Le musée Maillol consacre une exposition à celle qui, habitée par la peinture dès son plus jeune âge, a goûté, de Smolensk à Paris en passant par Varsovie, à presque tous les courants picturaux du xxe siècle. L’élève puis l’assistante de Fernand Léger deviendra sa compagne, mais saura aussi s’en émanciper. Militante du PCF, elle aura également été une résistante courageuse.

Née dans la campagne russe en 1904, Nadia Khodossievitch est très jeune habitée par le dessin et la peinture. Après avoir fréquenté l’école des beaux-arts locale, elle part, à 15 ans, suivre les cours de l’école supérieure de Smolensk. Nous sommes en 1919 et, depuis la révolution d’Octobre, l’enseignement artistique est gratuit. Elle va surtout se consacrer à des portraits au fusain. En 1923, direction Varsovie, où elle rencontre des cubistes, des constructivistes et des suprématistes (courant issu du cubisme qui n’utilise que des formes géométriques et des couleurs contrastées et dont le chef de file est Malevitch). Non seulement elle épouse leur style mais aussi l’un d’eux, Stanislas Grabowski. Deux ans plus tard, le couple débarque à Montparnasse. Là, elle rencontre les peintres de Paris et intègre l’« Académie moderne » de Fernand Léger, « la brute magnifique ». Peu après, elle quitte son mari, devenu alcoolique et violent, et se réfugie dans un hospice où elle met au monde une petite fille, Wanda. Hébergée dans une pension, elle y fait le ménage à l’aube avant de rejoindre l’atelier de Léger. Et bientôt l’élève devient sa compagne et son assistante. « Ma Tartare », dira le peintre en parlant d’elle.

Une production éclectique

Changement d’univers, changement d’école. Car Nadia est une éponge, elle se nourrit de tous les courants. Si elle n’est pas très connue du grand public, c’est sans doute en grande partie à cause de cela. L’ensemble de son œuvre ne reflète pas un style qui lui est propre mais les étapes artistiques de sa vie. En contemplant les œuvres de sa première période parisienne, on est parfois un peu à la peine pour les distinguer de celles de Fernand Léger (l’expo nous en offre à voir une bonne dizaine) avant que l’œil s’habitue et que les différences apparaissent. Mais c’est sans doute aussi parce qu’elle a vécu dans l’ombre du « maître ». On peut s’autoriser à penser qu’il n’y a pas que de l’admiration lorsqu’elle dit : « Léger, c’est un géant comme Picasso, Braque, Matisse. J’ai vécu près de lui écrasée. »

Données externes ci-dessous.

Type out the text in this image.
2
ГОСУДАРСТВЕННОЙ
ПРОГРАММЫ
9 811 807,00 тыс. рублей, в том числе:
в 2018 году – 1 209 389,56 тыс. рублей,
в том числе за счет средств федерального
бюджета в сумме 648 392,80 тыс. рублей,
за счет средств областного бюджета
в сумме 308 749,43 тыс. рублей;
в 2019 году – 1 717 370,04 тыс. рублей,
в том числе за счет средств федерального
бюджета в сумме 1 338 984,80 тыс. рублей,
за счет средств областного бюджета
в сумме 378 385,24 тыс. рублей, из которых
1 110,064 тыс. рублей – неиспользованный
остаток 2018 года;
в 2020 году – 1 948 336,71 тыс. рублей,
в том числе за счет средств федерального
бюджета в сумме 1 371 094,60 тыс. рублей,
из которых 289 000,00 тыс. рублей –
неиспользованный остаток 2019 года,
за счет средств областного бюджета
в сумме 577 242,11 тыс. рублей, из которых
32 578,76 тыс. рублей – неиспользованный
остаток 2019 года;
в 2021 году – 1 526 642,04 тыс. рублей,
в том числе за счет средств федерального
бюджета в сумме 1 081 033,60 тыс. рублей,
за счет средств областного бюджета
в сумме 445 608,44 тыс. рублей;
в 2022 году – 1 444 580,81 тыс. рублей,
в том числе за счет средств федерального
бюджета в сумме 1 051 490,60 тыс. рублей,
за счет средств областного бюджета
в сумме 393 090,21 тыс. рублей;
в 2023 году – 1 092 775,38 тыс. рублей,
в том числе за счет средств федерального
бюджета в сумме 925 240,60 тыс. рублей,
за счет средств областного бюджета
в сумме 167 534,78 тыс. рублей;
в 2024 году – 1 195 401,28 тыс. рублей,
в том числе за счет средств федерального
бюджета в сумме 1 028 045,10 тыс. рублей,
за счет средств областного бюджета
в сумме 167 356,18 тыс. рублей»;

L’expo n’est pas non plus avare en photographies, notamment de l’atelier de Fernand Léger. On y voit l’« assistante » remplacer le maître et animer des séances. Elle guide, elle corrige les élèves. Parmi eux… Nicolas de Staël. On sent qu’elle peut se dépenser sans compter. Et pas seulement dans l’exercice de son art, dans le militantisme aussi. Elle adhère au PCF en 1932, et entrera dans la Résistance en 1941. Une grande photo nous montre une jeune fille glissant un tract sous une porte dans un immeuble de Montrouge. C’est sa fille, Wanda, en 1943.

Art et politique

Nadia va conjuguer peinture et militantisme en faisant des portraits de (dans le désordre) Eisenstein, Maïakovski, Lénine, Chagall, Marx, Brejnev, Staline, Tolstoï, Thorez, Picasso. Souvent, ils orneront les salles de congrès ou de meeting du parti. C’est l’époque d’un monde nouveau. Une classe ouvrière qui croit en elle et une économie qui s’industrialise. En 1956, Nadia Léger peint un autoportrait avec, en fond de tableau, des poteaux et des fils électriques. Comme un clin d’œil à la fameuse phrase de Lénine : « Le socialisme, c’est les soviets plus l’électricité. »

Toute sa vie, qui s’achèvera en 1982, cette fille d’Octobre aura été le contraire du peintre enfermé dans son atelier. Nadia est une compagne de route, elle est de toutes les aventures collectives, artistiques et politiques. Les cent cinquante œuvres que nous propose cette exposition en témoignent.

• « Nadia Léger, une femme d’avant-garde », musée Maillol, 59-61 rue de Grenelle, Paris 7e, jusqu’au 23 mars 2025, tous les jours de 10 h 30 à 18 h 30.